And Aaron shall lay both his hands. — With the imposition of “both his hands,” a phrase which only occurs in this ceremony, the high priest indicated in the most solemn manner possible that the animal was intended both for the priesthood and for the laity.

And confess over him all the iniquities. — This confession, which was at first extempore, was formulated during” the second Temple as follows: “O Lord, thy people, the house of Israel, have sinned, and done iniquity, and transgressed before thee. O Lord, I beseech thee, cover over the sins, the iniquities and the transgressions that thy people, the house of Israel, have sinned, have done iniquitously, and have transgressed before thee, as it is written in the Law of thy servant Moses” (Leviticus 16:30).
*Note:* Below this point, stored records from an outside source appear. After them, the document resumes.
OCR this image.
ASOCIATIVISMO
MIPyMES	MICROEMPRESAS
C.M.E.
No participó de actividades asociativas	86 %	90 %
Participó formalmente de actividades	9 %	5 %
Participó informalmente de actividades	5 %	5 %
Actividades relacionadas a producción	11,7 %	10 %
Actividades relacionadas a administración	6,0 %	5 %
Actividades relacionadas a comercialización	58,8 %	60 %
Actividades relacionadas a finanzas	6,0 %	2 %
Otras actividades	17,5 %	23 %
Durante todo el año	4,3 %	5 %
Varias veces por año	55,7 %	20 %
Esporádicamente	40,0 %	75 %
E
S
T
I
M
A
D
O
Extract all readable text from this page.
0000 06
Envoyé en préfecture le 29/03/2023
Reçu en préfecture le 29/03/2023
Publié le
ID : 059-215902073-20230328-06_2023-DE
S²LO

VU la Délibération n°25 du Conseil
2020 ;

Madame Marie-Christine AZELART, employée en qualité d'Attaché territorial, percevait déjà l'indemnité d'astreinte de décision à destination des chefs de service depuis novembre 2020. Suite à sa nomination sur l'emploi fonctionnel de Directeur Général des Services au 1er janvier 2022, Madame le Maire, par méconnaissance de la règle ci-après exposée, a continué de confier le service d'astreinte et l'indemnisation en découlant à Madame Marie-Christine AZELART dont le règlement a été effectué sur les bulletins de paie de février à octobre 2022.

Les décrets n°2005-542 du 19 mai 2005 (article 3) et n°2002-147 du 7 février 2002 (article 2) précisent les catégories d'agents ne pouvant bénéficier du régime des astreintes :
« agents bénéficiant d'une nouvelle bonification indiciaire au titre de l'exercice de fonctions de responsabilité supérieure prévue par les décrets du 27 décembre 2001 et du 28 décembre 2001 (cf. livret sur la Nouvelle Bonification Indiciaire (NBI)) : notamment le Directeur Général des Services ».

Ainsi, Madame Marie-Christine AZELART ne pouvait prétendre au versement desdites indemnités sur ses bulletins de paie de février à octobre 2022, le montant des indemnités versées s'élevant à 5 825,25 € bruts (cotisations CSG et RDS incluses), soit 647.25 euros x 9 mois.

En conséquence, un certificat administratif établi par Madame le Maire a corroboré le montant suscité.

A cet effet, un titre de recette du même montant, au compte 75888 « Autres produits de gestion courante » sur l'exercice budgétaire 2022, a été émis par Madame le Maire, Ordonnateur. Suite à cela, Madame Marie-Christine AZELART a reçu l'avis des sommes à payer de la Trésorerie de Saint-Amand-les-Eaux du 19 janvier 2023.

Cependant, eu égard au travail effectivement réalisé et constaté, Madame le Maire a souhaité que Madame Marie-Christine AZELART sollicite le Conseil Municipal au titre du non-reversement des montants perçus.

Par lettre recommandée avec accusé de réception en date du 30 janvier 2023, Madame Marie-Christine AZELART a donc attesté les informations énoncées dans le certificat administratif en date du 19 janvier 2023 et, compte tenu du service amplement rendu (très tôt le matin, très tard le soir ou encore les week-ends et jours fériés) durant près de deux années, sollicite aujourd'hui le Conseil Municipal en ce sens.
The priests and the people who stood in the court when they heard the high priest utter the Ineffable name, Jehovah — which in the time of Christ was only pronounced on this day, and that by the pontiff — prostrated themselves, and with their faces to the ground responded, “Blessed be the name of His glorious kingdom for ever and ever.”

Putting them upon the head of the goat. — By this imposition of hands, and the confession, the high priest transferred the sins of the nation to the goat. He then turned to the people, and declared, “Ye shall be clean.”

Send him away by the hand of a fit man. — The guilt-laden animal was then entrusted to a man previously appointed, to be conducted to the lonely region, the abode of Azazel, thus carrying back to him the sins which he enticed the people to commit during the year. The phrase which is here rendered by “a fit man,” and which occurs nowhere else in the Bible, denotes more properly a timely man, a man at hand, one appointed for the occasion. The marginal rendering, “a man of opportunity,” is still more objectionable.